HC Deb 23 March 1852 vol 120 cc45-6

On the Motion for agreeing to the Amendments on this Bill,


said, that he did not rise for the purpose of opposing any further obstacles to the progress of the Bill. He thought that he had done as much as could be expected under such circumstances for the defence of his constituents. He merely wished to express a hope that the crusade against corruption at elections would not terminate with the disfranchisement at St. Albans, for if that were so, he thought this measure would be a source, not of satisfaction, but of dissatisfaction to the public. If Her Majesty's Government, taking advantage of the information that they had received through the St. Albans Commission, would, before the dissolution of Parliament bring in a Bill that should more effectually check this corruption, than was done by any present Act of Parliament, he felt certain that such a course would give great satisfaction to the country, and that it would receive the support of every honest man in the Kingdom.

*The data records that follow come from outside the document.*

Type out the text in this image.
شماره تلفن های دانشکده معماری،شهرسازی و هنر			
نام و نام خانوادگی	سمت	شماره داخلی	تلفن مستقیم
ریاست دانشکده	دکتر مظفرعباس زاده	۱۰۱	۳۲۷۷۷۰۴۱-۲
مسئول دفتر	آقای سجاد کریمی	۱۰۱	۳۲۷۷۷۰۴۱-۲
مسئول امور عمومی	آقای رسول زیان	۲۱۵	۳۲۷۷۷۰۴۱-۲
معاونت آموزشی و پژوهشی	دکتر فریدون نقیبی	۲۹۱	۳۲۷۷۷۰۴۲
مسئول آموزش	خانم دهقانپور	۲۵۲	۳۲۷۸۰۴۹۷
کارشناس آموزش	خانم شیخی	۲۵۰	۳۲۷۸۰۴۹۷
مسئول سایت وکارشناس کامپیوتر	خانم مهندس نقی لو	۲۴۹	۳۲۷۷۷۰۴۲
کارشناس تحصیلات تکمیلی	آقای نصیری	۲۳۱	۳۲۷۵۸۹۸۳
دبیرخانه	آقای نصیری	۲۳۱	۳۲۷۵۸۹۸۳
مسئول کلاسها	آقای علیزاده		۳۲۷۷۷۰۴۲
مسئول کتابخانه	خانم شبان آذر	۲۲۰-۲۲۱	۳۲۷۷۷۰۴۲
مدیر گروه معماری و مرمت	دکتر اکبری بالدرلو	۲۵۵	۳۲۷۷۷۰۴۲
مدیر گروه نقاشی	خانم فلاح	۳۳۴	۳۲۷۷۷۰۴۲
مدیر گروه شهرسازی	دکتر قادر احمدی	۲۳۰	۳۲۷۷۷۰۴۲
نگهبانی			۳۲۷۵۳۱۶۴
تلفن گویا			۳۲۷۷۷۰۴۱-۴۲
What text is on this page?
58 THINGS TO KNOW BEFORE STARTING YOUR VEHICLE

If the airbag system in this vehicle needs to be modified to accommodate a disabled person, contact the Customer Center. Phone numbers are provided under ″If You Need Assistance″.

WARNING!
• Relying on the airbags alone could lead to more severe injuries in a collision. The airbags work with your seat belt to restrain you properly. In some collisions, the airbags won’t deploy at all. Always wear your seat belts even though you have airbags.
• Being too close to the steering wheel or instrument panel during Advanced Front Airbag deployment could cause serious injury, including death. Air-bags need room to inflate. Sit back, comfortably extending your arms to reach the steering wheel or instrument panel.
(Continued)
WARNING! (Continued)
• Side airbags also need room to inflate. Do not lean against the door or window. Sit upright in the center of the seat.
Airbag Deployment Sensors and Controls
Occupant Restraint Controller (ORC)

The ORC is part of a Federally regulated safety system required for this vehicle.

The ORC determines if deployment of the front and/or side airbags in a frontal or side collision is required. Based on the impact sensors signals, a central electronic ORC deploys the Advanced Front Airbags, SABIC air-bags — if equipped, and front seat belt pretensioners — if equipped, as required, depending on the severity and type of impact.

said, that the noble Lord who was lately at the head of the Government would on the following evening move the Second Reading of the Corruption and Bribery at Elections Bill, and that Her Majesty's Government intended to give him their support. They had every desire to adopt effectual measures for the suppression of corruption at elections.


hoped that the Government were sincere in the declaration that they would adopt the most effectual measures for the suppression of corruption. He did not believe that corruption could be wholly put an end to, but he believed that the best means to diminish it would be to adopt Vote by Ballot. He would press that both on the right hon. Gentleman and the noble Lord as a test of their sincerity.

Amendments agreed to.

The House adjourned at half-after Eight o'clock.